Son escasísimos los testimonios gráficos que muestran el interior de los talleres donde los artistas trabajaron durante el Renacimiento. Entre ellos quizá el más sugerente sea el grabado de Enea Vico que reproduce la academia del escultor, pintor y arquitecto Baccio Bandinelli (1480-1560) pues, a la luz de una vela y del fuego que arde en una chimenea, unos cuantos artistas departen, algún otro estudia y la mayoría se afana en dibujar ya que fue ese ejercicio, precisamente, el común denominador de la irreducible y prodigiosa variedad del arte florentino del siglo XVI. Ya desde tiempos de Cennino Cennini (h. 1370-h. 1440) el dibujo era “el fundamento del arte”, pero es que, además, en el transcurso de poco más de un siglo el concepto adquirió una relevancia que iba más allá de lo puramente técnico o formal. No era ya sólo que el dibujo fuera lo que distinguía a la arquitectura, la pintura y la escultura respecto a otras artes, sino que además se había colmado de una serie de connotaciones intelectuales con las que los propios artistas y sus colegas teóricos pretendían dar a sus disciplinas un carácter liberal para diferenciarlas de las artes meramente mecánicas, es decir aquéllas en que el ejercicio físico era más importante que el mental y, por tanto, eran peor consideradas que las que se basaban en el intelecto. Si bien Ghiberti ya había definido el dibujo como “una meditación que se realiza por materia y razonamientos”, uniendo así la práctica artística y el proceso mental del artista, la cuestión se complicó con el afianzamiento del neoplatonismo a lo largo del siglo XV y alcanzó su culminación a finales del XVI, cuando el disegno se convirtió en la génesis y el control de todo acto figurativo o, como escribió Lomazzo, en “il fundamento di tutto”. El ejercicio del dibujo podía incluso convertirse en una obsesión, de manera que, por ejemplo, el excéntrico Pontormo llegó a apuntar en su mal llamado Diario: “El domingo y el lunes yo mismo cociné un poco de ternera que me compró Bastiano y esos dos días me quedé en casa a dibujar y esas tres noches cené solo”. Dos días y tres noches sin salir de aquella extraña morada a la que subía, según cuenta Vasari, usando una escalera que luego recogía para que nadie lo importunara…
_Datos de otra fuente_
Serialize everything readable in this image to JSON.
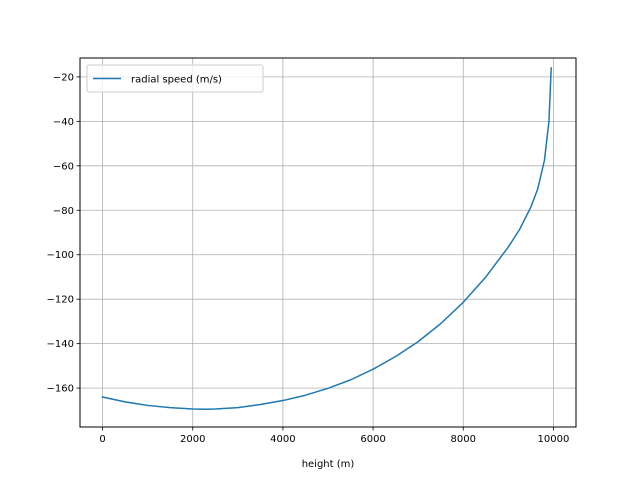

A caballo entre un siglo y otro e influyendo con su fuerza proteica por doquier, Miguel Ángel (1475-1564) fue seguramente el artista que más hizo por consolidar el papel desempeñado por el dibujo en el arte del Cinquecento y así parece constatarlo el hecho de que, cuando en 1563 se instituyó en Florencia la Accademia del Disegno sólo un año antes de que muriera, fueron el Gran Duque Cosme de Médicis y él mismo, a quien se otorgó así una dignidad insólita, los elegidos como patrones. No en vano, y según Francisco de Holanda, el florentino habría afirmado en algún momento que “el diseño, al que por otro nombre llaman dibujo, es base, fuente y cuerpo de la pintura, la escultura y la arquitectura, así como de toda otra forma de pintar siendo, pues, la raíz de todas estas ciencias”.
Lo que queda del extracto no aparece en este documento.